In 2005 information architect Peter Morville (findability.org) coined a term to describe the perfect fusion of all the elements of website development that create an excellent user experience: findability.  Author and teacher Aarron Walter (aarronwalter.com) provides what is – in my opinion – the best primer on findability, “Building Findable Websites” (Published by New Riders).  (Walter uses an allegory to discuss findability at http://www.alistapart.com/articles/findabilityorphan/. This is a fun and educational read.)

So what does findability look like?  As Walter points out in his article, findability is often confused for SEO. SEO is an external consideration, however.  It’s main concern is getting traffic to a website.  Once it’s done that job, SEO is pretty much out of the loop.  SEO is certainly a consideration in findability, but it’s not the only consideration.  Figure 1 highlights the issues impacting your website’s findability.
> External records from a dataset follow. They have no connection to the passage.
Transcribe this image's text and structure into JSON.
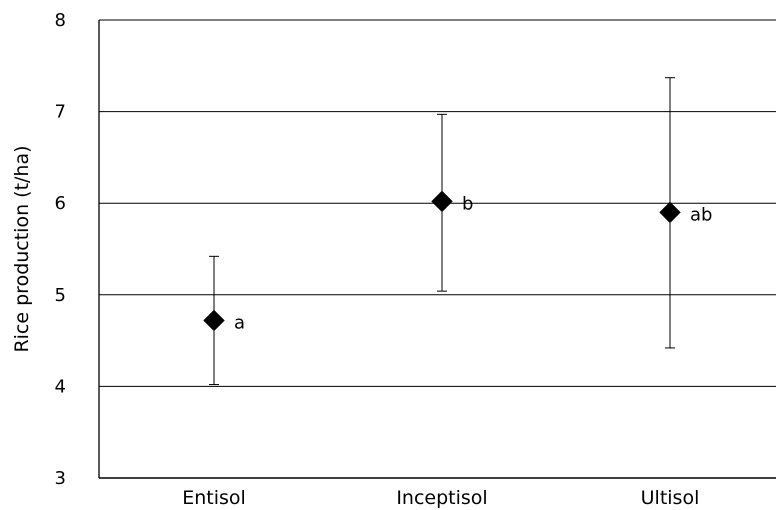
{
  "chart_data": {
    "type": "scatter",
    "title": "",
    "xlabel": "",
    "ylabel": "Rice production (t/ha)",
    "ylim": [
      3,
      8
    ],
    "yticks": [
      "3",
      "4",
      "5",
      "6",
      "7",
      "8"
    ],
    "grid": true,
    "categories": [
      "Entisol",
      "Inceptisol",
      "Ultisol"
    ],
    "series": [
      {
        "marker": "diamond",
        "values": [
          4.72,
          6.02,
          5.9
        ],
        "error_low": [
          4.02,
          5.04,
          4.42
        ],
        "error_high": [
          5.42,
          6.97,
          7.37
        ],
        "labels": [
          "a",
          "b",
          "ab"
        ]
      }
    ]
  }
}
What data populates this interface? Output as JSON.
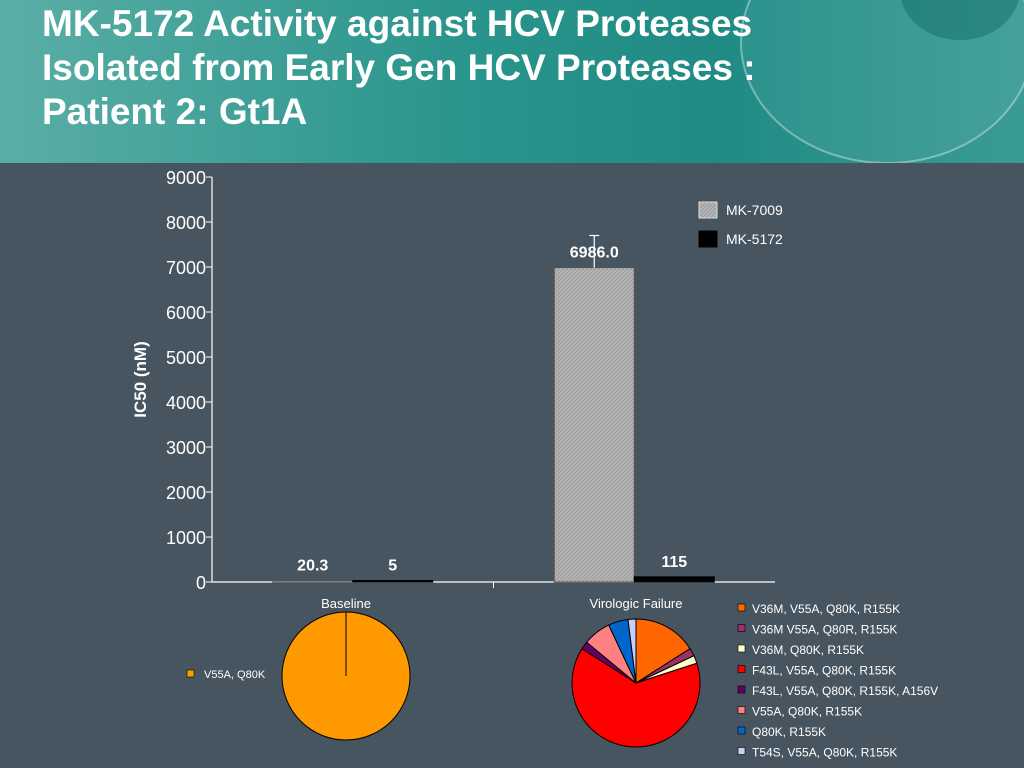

Figure 1: Factors in Findability

Figure 1: Factors in Findability

While this list of findability factors is not exhaustive, it is a good place to start in evaluating the findability of your website.

Usability.  Have you done a usability test on your website?  You don’t need to pay thousands of dollars to have a professional usability expert come and conduct one for you. Do one yourself. Find a couple people not familiar with your website and pay them $20 to spend 30 minutes with you as you watch them use your website. You can find a sample usability test at http://sensible.com.

Credibility.  Is the content on your website accurate? Authoritative? Relevant? If you sell goods online, is your online store free of marketing hype, flashing “BUY ME” buttons, etc?  Your website’s credibility is directly related to the trust and confidence it builds in users. Trust and confidence determine whether users will respond to your calls to action.

Desirability.  There are two considerations in desirability: 1) does your website’s look and feel promote a good user experience?  2) Does the content help users solve a problem? If a website’s design adds “noise” to the user experience due to its artsiness (hmm… maybe I made that word up), desirability is diminished.  Likewise, too much “happy talk” that doesn’t help users get something done diminishes desirability.

Accessibility.  Can the blind or severely sight-impaired use your website? Is it accessible to people with movement disabilities?  Accessibility is taking center stage more and more as new technologies are putting the Web in the hands of disabled users.  Some states have passed legislation establishing accessibility standards.

Information Architecture.  Is the information on your website organized in a logical way?  Is the navigation clear, intuitive? Does your site provide a sitemap and search feature to help users find what they want?

SEO.  Can people find you on the search engines?  Has your website been optimized as much as possible for the search engines so your site is easily indexed?  Along with SEO, does your site provide ways for users to share information with others?